Friday, November 16, 2012

NCAA v. Board of Regents of Univ. of Oklahoma case brief

NCAA v. Board of Regents of Univ. of Oklahoma case summary
468 U.S. 85 (1984)


FACTS

-NCAA negotiated TV rights w/ CBS & ABC, limiting any individual school to no more than 6 televised games
-NCAA threatened disciplinary action against OU & other major colleges that signed individual TV contracts w/ NBC

ISSUE
-Does the NCAA’s restriction of freedom to negotiate & enter own TV Ks violate § 1?

HOLDING
-Not per se illegal, but after applying rule of reason, agreements are still anti-competitive w/ no compelling & reasonable justification

ANALYSIS
-This is a limitation on output because restraining quantity of TV rights for sale.
-What is critical in this case is that it involves an industry in which horizontal restraints on competition are ESSENTIAL if the product is to be available at all
-Product cannot be preserved except by mutual agreement.
-But TV plan does not promote procompetitive efficiency
-Absence of proof of market power does not justify a naked restriction on price or output, but NCAA does have market power b/c advertisers will pay a premium to reach this particular mkt audience
-Rule of Reason does not support a defense based on the assumption that competition itself is unreasonable

CONCLUSION
"The interest in maintaining a competitive balance among amateur athletic teams that the NCAA asserts as a further justification for its television plan is not related to any neutral standard or to any readily identifiable group of competitors.
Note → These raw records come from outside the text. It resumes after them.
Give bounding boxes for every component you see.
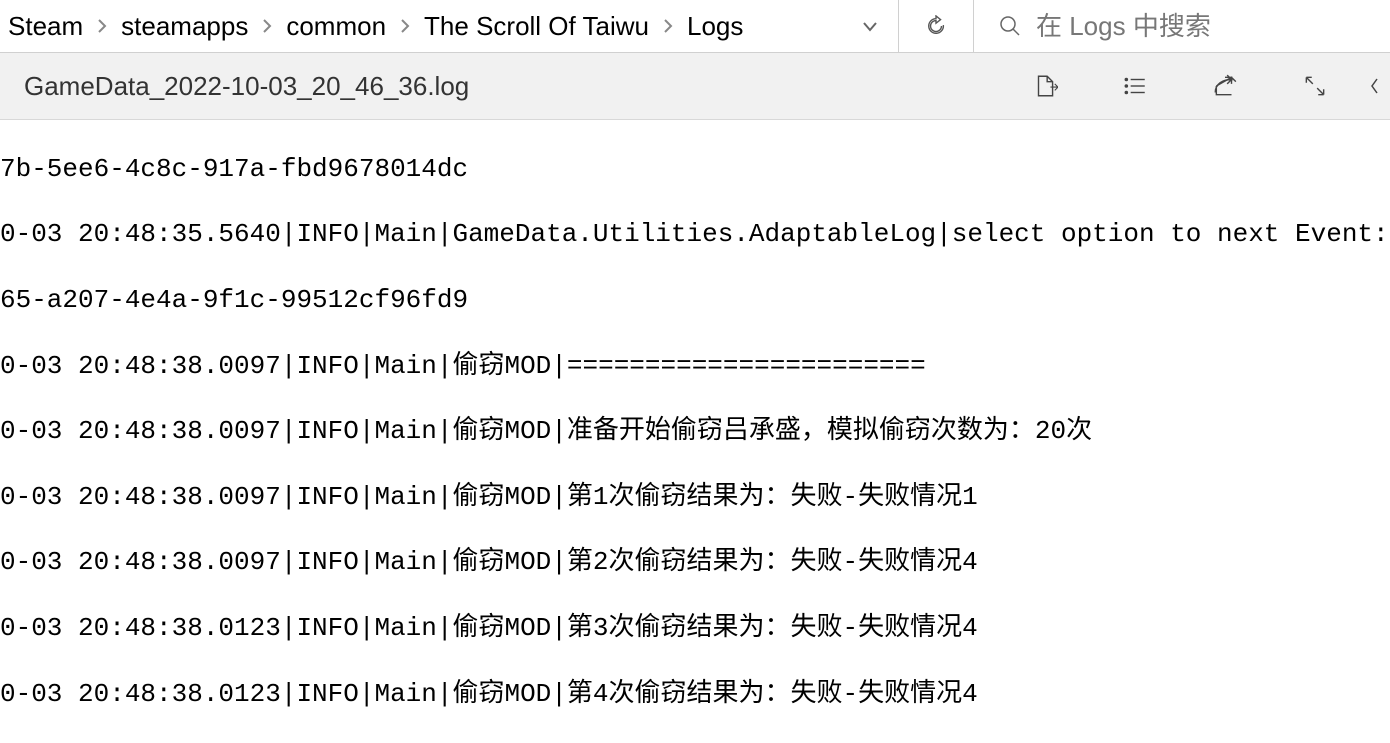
log-line: 65-a207-4e4a-9f1c-99512cf96fd9: [0, 284, 1390, 317]
share-button[interactable]: [1180, 53, 1270, 120]
log-line: 0-03 20:48:38.0123|INFO|Main|偷窃MOD|第4次偷窃…: [0, 678, 1390, 711]
chevron-right-icon: [87, 18, 117, 34]
log-line: 0-03 20:48:38.0123|INFO|Main|偷窃MOD|第3次偷窃…: [0, 612, 1390, 645]
log-line: 0-03 20:48:38.0097|INFO|Main|偷窃MOD|第2次偷窃…: [0, 546, 1390, 579]
fullscreen-button[interactable]: [1270, 53, 1360, 120]
log-line: 0-03 20:48:38.0097|INFO|Main|偷窃MOD|准备开始偷…: [0, 415, 1390, 448]
search-input[interactable]: [1036, 11, 1390, 42]
chevron-right-icon: [390, 18, 420, 34]
tab-bar: GameData_2022-10-03_20_46_36.log: [0, 53, 1390, 120]
chevron-right-icon: [252, 18, 282, 34]
chevron-right-icon: [653, 18, 683, 34]
breadcrumb-dropdown-icon[interactable]: [842, 17, 898, 35]
search-icon: [998, 14, 1022, 38]
breadcrumb[interactable]: Steam steamapps common The Scroll Of Tai…: [0, 11, 842, 42]
log-line: 0-03 20:48:38.0097|INFO|Main|偷窃MOD|第1次偷窃…: [0, 481, 1390, 514]
tab-actions: [1000, 53, 1390, 120]
breadcrumb-bar: Steam steamapps common The Scroll Of Tai…: [0, 0, 1390, 53]
breadcrumb-item[interactable]: common: [282, 11, 390, 42]
file-tab[interactable]: GameData_2022-10-03_20_46_36.log: [24, 71, 1000, 102]
log-line: 7b-5ee6-4c8c-917a-fbd9678014dc: [0, 153, 1390, 186]
refresh-button[interactable]: [899, 0, 973, 52]
new-file-button[interactable]: [1000, 53, 1090, 120]
log-content[interactable]: 7b-5ee6-4c8c-917a-fbd9678014dc 0-03 20:4…: [0, 120, 1390, 743]
list-button[interactable]: [1090, 53, 1180, 120]
breadcrumb-item[interactable]: Logs: [683, 11, 747, 42]
log-line: 0-03 20:48:38.0097|INFO|Main|偷窃MOD|=====…: [0, 350, 1390, 383]
breadcrumb-item[interactable]: Steam: [4, 11, 87, 42]
log-line: 0-03 20:48:35.5640|INFO|Main|GameData.Ut…: [0, 218, 1390, 251]
breadcrumb-item[interactable]: steamapps: [117, 11, 252, 42]
more-button[interactable]: [1360, 53, 1390, 120]
search-box[interactable]: [974, 0, 1390, 52]
breadcrumb-item[interactable]: The Scroll Of Taiwu: [420, 11, 653, 42]
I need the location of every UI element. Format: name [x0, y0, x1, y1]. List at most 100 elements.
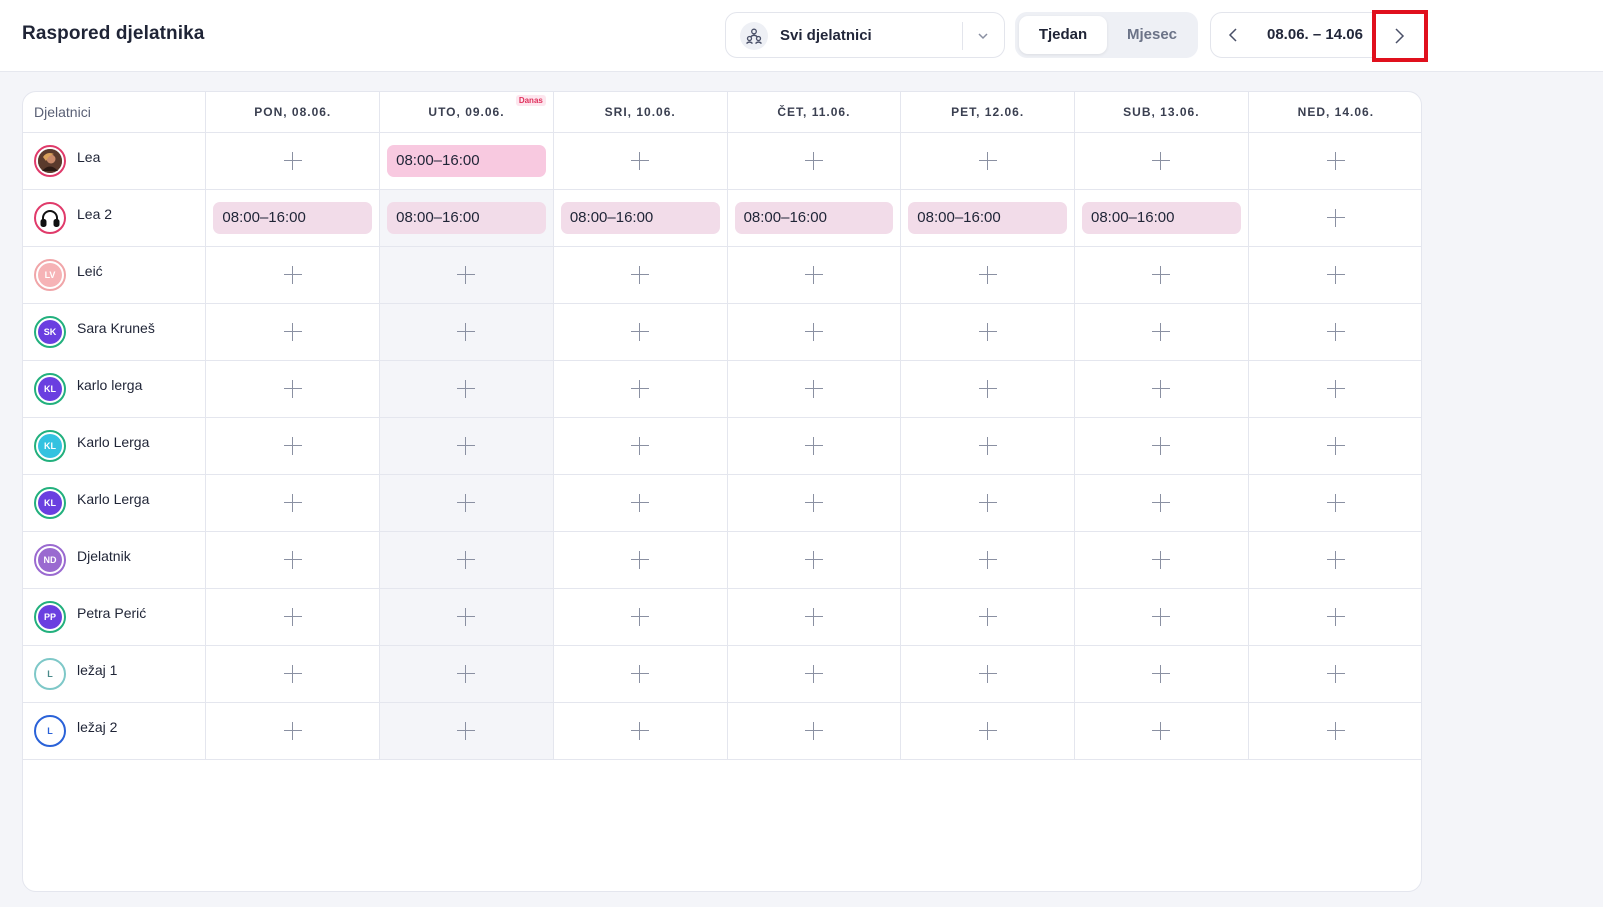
add-shift-icon[interactable]	[1152, 436, 1171, 455]
add-shift-icon[interactable]	[1326, 493, 1345, 512]
schedule-cell[interactable]	[727, 645, 902, 703]
schedule-cell[interactable]	[727, 360, 902, 418]
add-shift-icon[interactable]	[457, 436, 476, 455]
schedule-cell[interactable]	[727, 132, 902, 190]
schedule-cell[interactable]	[205, 417, 381, 475]
schedule-cell[interactable]	[553, 303, 728, 361]
employee-info[interactable]: ND Djelatnik	[34, 532, 205, 588]
add-shift-icon[interactable]	[631, 379, 650, 398]
add-shift-icon[interactable]	[978, 322, 997, 341]
add-shift-icon[interactable]	[283, 265, 302, 284]
schedule-cell[interactable]	[205, 588, 381, 646]
shift-block[interactable]: 08:00–16:00	[1082, 201, 1241, 234]
chevron-down-icon[interactable]	[976, 29, 990, 43]
schedule-cell[interactable]	[379, 531, 554, 589]
schedule-cell[interactable]: 08:00–16:00	[205, 189, 381, 247]
add-shift-icon[interactable]	[457, 721, 476, 740]
schedule-cell[interactable]	[1074, 474, 1249, 532]
schedule-cell[interactable]: 08:00–16:00	[900, 189, 1075, 247]
employee-info[interactable]: PP Petra Perić	[34, 589, 205, 645]
add-shift-icon[interactable]	[631, 607, 650, 626]
add-shift-icon[interactable]	[1152, 721, 1171, 740]
schedule-cell[interactable]	[1248, 246, 1421, 304]
add-shift-icon[interactable]	[1152, 322, 1171, 341]
schedule-cell[interactable]	[900, 702, 1075, 760]
employee-info[interactable]: LV Leić	[34, 247, 205, 303]
schedule-cell[interactable]	[727, 702, 902, 760]
add-shift-icon[interactable]	[283, 493, 302, 512]
add-shift-icon[interactable]	[457, 379, 476, 398]
add-shift-icon[interactable]	[283, 436, 302, 455]
add-shift-icon[interactable]	[457, 493, 476, 512]
add-shift-icon[interactable]	[1152, 550, 1171, 569]
add-shift-icon[interactable]	[1326, 607, 1345, 626]
add-shift-icon[interactable]	[978, 664, 997, 683]
schedule-cell[interactable]	[553, 246, 728, 304]
tab-week[interactable]: Tjedan	[1019, 16, 1107, 54]
add-shift-icon[interactable]	[1152, 664, 1171, 683]
add-shift-icon[interactable]	[804, 607, 823, 626]
add-shift-icon[interactable]	[978, 550, 997, 569]
schedule-cell[interactable]	[1248, 189, 1421, 247]
schedule-cell[interactable]	[900, 132, 1075, 190]
schedule-cell[interactable]	[900, 588, 1075, 646]
schedule-cell[interactable]	[205, 132, 381, 190]
schedule-cell[interactable]	[205, 303, 381, 361]
add-shift-icon[interactable]	[457, 664, 476, 683]
add-shift-icon[interactable]	[804, 151, 823, 170]
employee-info[interactable]: Lležaj 1	[34, 646, 205, 702]
add-shift-icon[interactable]	[978, 607, 997, 626]
add-shift-icon[interactable]	[631, 322, 650, 341]
schedule-cell[interactable]	[900, 474, 1075, 532]
schedule-cell[interactable]	[205, 360, 381, 418]
schedule-cell[interactable]	[379, 417, 554, 475]
add-shift-icon[interactable]	[804, 322, 823, 341]
schedule-cell[interactable]	[1074, 531, 1249, 589]
shift-block[interactable]: 08:00–16:00	[560, 201, 720, 234]
schedule-cell[interactable]	[1248, 417, 1421, 475]
add-shift-icon[interactable]	[283, 664, 302, 683]
employee-info[interactable]: Lležaj 2	[34, 703, 205, 759]
schedule-cell[interactable]	[1248, 132, 1421, 190]
add-shift-icon[interactable]	[804, 493, 823, 512]
add-shift-icon[interactable]	[283, 721, 302, 740]
schedule-cell[interactable]	[205, 246, 381, 304]
add-shift-icon[interactable]	[631, 265, 650, 284]
add-shift-icon[interactable]	[631, 151, 650, 170]
add-shift-icon[interactable]	[978, 151, 997, 170]
schedule-cell[interactable]	[900, 531, 1075, 589]
schedule-cell[interactable]	[727, 303, 902, 361]
schedule-cell[interactable]	[1074, 588, 1249, 646]
schedule-cell[interactable]	[727, 531, 902, 589]
add-shift-icon[interactable]	[1326, 322, 1345, 341]
schedule-cell[interactable]	[1248, 303, 1421, 361]
add-shift-icon[interactable]	[283, 151, 302, 170]
schedule-cell[interactable]	[379, 702, 554, 760]
schedule-cell[interactable]: 08:00–16:00	[379, 189, 554, 247]
schedule-cell[interactable]	[379, 360, 554, 418]
schedule-cell[interactable]	[379, 246, 554, 304]
tab-month[interactable]: Mjesec	[1111, 16, 1193, 54]
add-shift-icon[interactable]	[978, 436, 997, 455]
schedule-cell[interactable]	[1074, 702, 1249, 760]
schedule-cell[interactable]	[900, 417, 1075, 475]
employee-info[interactable]: Lea 2	[34, 190, 205, 246]
add-shift-icon[interactable]	[631, 436, 650, 455]
schedule-cell[interactable]	[379, 303, 554, 361]
schedule-cell[interactable]	[553, 702, 728, 760]
shift-block[interactable]: 08:00–16:00	[387, 201, 546, 234]
add-shift-icon[interactable]	[804, 550, 823, 569]
schedule-cell[interactable]	[205, 645, 381, 703]
schedule-cell[interactable]	[205, 474, 381, 532]
schedule-cell[interactable]	[379, 645, 554, 703]
add-shift-icon[interactable]	[1152, 607, 1171, 626]
schedule-cell[interactable]	[900, 645, 1075, 703]
add-shift-icon[interactable]	[978, 493, 997, 512]
add-shift-icon[interactable]	[457, 265, 476, 284]
schedule-cell[interactable]	[553, 531, 728, 589]
schedule-cell[interactable]: 08:00–16:00	[727, 189, 902, 247]
schedule-cell[interactable]	[900, 303, 1075, 361]
schedule-cell[interactable]	[727, 246, 902, 304]
schedule-cell[interactable]	[900, 246, 1075, 304]
schedule-cell[interactable]	[1074, 246, 1249, 304]
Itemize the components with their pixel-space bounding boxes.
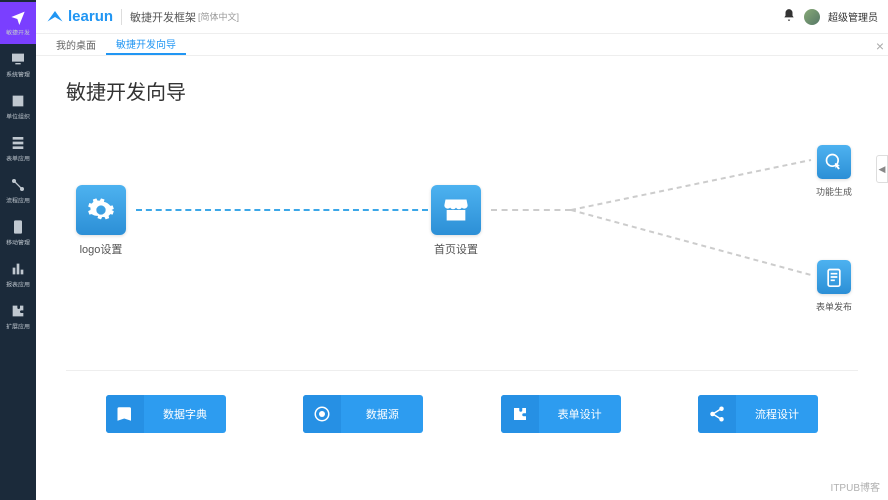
form-icon	[9, 134, 27, 152]
cursor-icon	[824, 152, 844, 172]
hr	[66, 370, 858, 371]
target-icon	[303, 395, 341, 433]
node-label: logo设置	[80, 241, 123, 257]
sidebar-item-system[interactable]: 系统管理	[0, 44, 36, 86]
flow-icon	[9, 176, 27, 194]
tabs: 我的桌面 敏捷开发向导 ×	[36, 34, 888, 56]
sidebar-label: 扩展应用	[6, 323, 30, 332]
sidebar-item-extend[interactable]: 扩展应用	[0, 296, 36, 338]
mobile-icon	[9, 218, 27, 236]
logo[interactable]: learun	[46, 8, 113, 26]
sidebar-item-agile-dev[interactable]: 敏捷开发	[0, 2, 36, 44]
share-icon	[698, 395, 736, 433]
sidebar-item-mobile[interactable]: 移动管理	[0, 212, 36, 254]
sidebar-item-form[interactable]: 表单应用	[0, 128, 36, 170]
node-logo[interactable]: logo设置	[76, 185, 126, 257]
plane-icon	[9, 8, 27, 26]
sidebar-label: 报表应用	[6, 281, 30, 290]
node-label: 表单发布	[816, 300, 852, 313]
action-form-design[interactable]: 表单设计	[501, 395, 621, 433]
sidebar-label: 系统管理	[6, 71, 30, 80]
tab-desktop[interactable]: 我的桌面	[46, 34, 106, 55]
gear-icon	[87, 196, 115, 224]
bell-icon[interactable]	[782, 8, 796, 25]
action-dict[interactable]: 数据字典	[106, 395, 226, 433]
header: learun 敏捷开发框架 [简体中文] 超级管理员	[36, 0, 888, 34]
flow-diagram: logo设置 首页设置 功能生成 表单发布	[66, 145, 858, 325]
sidebar-label: 单位组织	[6, 113, 30, 122]
page-title: 敏捷开发向导	[66, 76, 858, 105]
node-label: 首页设置	[434, 241, 478, 257]
action-source[interactable]: 数据源	[303, 395, 423, 433]
node-home[interactable]: 首页设置	[431, 185, 481, 257]
sidebar-label: 流程应用	[6, 197, 30, 206]
chart-icon	[9, 260, 27, 278]
sidebar: 敏捷开发 系统管理 单位组织 表单应用 流程应用 移动管理 报表应用 扩展应用	[0, 0, 36, 500]
badge-icon	[9, 92, 27, 110]
close-icon[interactable]: ×	[876, 38, 884, 54]
sidebar-label: 移动管理	[6, 239, 30, 248]
action-bar: 数据字典 数据源 表单设计 流程设计	[66, 395, 858, 433]
book-icon	[106, 395, 144, 433]
divider	[121, 9, 122, 25]
sidebar-item-flow[interactable]: 流程应用	[0, 170, 36, 212]
node-func[interactable]: 功能生成	[816, 145, 852, 198]
tab-wizard[interactable]: 敏捷开发向导	[106, 34, 186, 55]
logo-icon	[46, 8, 64, 26]
action-flow-design[interactable]: 流程设计	[698, 395, 818, 433]
connector-diag	[571, 145, 821, 325]
slide-toggle[interactable]: ◀	[876, 155, 888, 183]
brand-text: learun	[68, 8, 113, 25]
clipboard-icon	[824, 267, 844, 287]
action-label: 表单设计	[539, 406, 621, 422]
puzzle-icon	[501, 395, 539, 433]
node-label: 功能生成	[816, 185, 852, 198]
sidebar-label: 表单应用	[6, 155, 30, 164]
main-content: 敏捷开发向导 logo设置 首页设置 功能生成 表单发布	[36, 56, 888, 500]
avatar[interactable]	[804, 9, 820, 25]
monitor-icon	[9, 50, 27, 68]
user-name[interactable]: 超级管理员	[828, 9, 878, 24]
sidebar-label: 敏捷开发	[6, 29, 30, 38]
store-icon	[442, 196, 470, 224]
node-form-publish[interactable]: 表单发布	[816, 260, 852, 313]
connector-line-gray	[491, 209, 571, 211]
action-label: 流程设计	[736, 406, 818, 422]
sidebar-item-org[interactable]: 单位组织	[0, 86, 36, 128]
watermark: ITPUB博客	[831, 479, 880, 494]
app-title: 敏捷开发框架	[130, 9, 196, 25]
action-label: 数据字典	[144, 406, 226, 422]
app-subtitle: [简体中文]	[198, 10, 239, 23]
action-label: 数据源	[341, 406, 423, 422]
connector-line	[136, 209, 428, 211]
sidebar-item-report[interactable]: 报表应用	[0, 254, 36, 296]
puzzle-icon	[9, 302, 27, 320]
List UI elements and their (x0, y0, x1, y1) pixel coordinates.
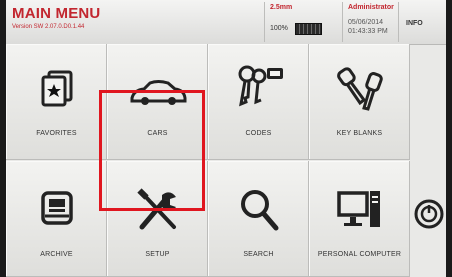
menu-label-codes: CODES (245, 130, 272, 137)
menu-label-search: SEARCH (243, 251, 274, 258)
menu-tile-search[interactable]: SEARCH (208, 161, 309, 277)
software-version: Version SW 2.07.0.D0.1.44 (12, 24, 85, 30)
keys-tag-icon (238, 65, 283, 107)
magnifier-icon (240, 190, 278, 231)
power-icon (414, 199, 444, 229)
menu-tile-personal-computer[interactable]: PERSONAL COMPUTER (309, 161, 410, 277)
header-bar: MAIN MENU Version SW 2.07.0.D0.1.44 2.5m… (6, 0, 446, 45)
menu-tile-codes[interactable]: CODES (208, 44, 309, 160)
menu-tile-favorites[interactable]: FAVORITES (6, 44, 107, 160)
zoom-level: 100% (270, 25, 288, 32)
menu-label-archive: ARCHIVE (40, 251, 73, 258)
battery-icon (295, 23, 322, 35)
menu-tile-archive[interactable]: ARCHIVE (6, 161, 107, 277)
page-title: MAIN MENU (12, 5, 101, 22)
header-divider (342, 2, 343, 42)
menu-label-key-blanks: KEY BLANKS (336, 130, 383, 137)
archive-tray-icon (40, 191, 73, 225)
star-card-icon (41, 70, 72, 107)
header-divider (264, 2, 265, 42)
menu-label-personal-computer: PERSONAL COMPUTER (317, 251, 402, 258)
time-display: 01:43:33 PM (348, 28, 388, 35)
menu-label-setup: SETUP (145, 251, 170, 258)
power-button[interactable] (412, 195, 446, 233)
menu-label-favorites: FAVORITES (36, 130, 77, 137)
key-blanks-icon (336, 67, 383, 111)
highlight-annotation (99, 90, 205, 211)
info-button[interactable]: INFO (406, 20, 423, 27)
touch-screen: MAIN MENU Version SW 2.07.0.D0.1.44 2.5m… (6, 0, 446, 277)
computer-icon (336, 191, 380, 227)
cut-value: 2.5mm (270, 4, 293, 11)
menu-tile-key-blanks[interactable]: KEY BLANKS (309, 44, 410, 160)
user-name: Administrator (348, 4, 394, 11)
date-display: 05/06/2014 (348, 19, 384, 26)
header-divider (398, 2, 399, 42)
The television plan is not even arguably tailored to serve such an interest. It does not regulate the amount of money that any college may spend on its football program or the way the colleges may use their football program revenues, but simply imposes a restriction on one source of revenue that is more important to some colleges than to others. There is no evidence that such restriction produces any greater measure of equality throughout the NCAA than would a restriction on alumni donations, tuition rates, or any other revenue-producing activity."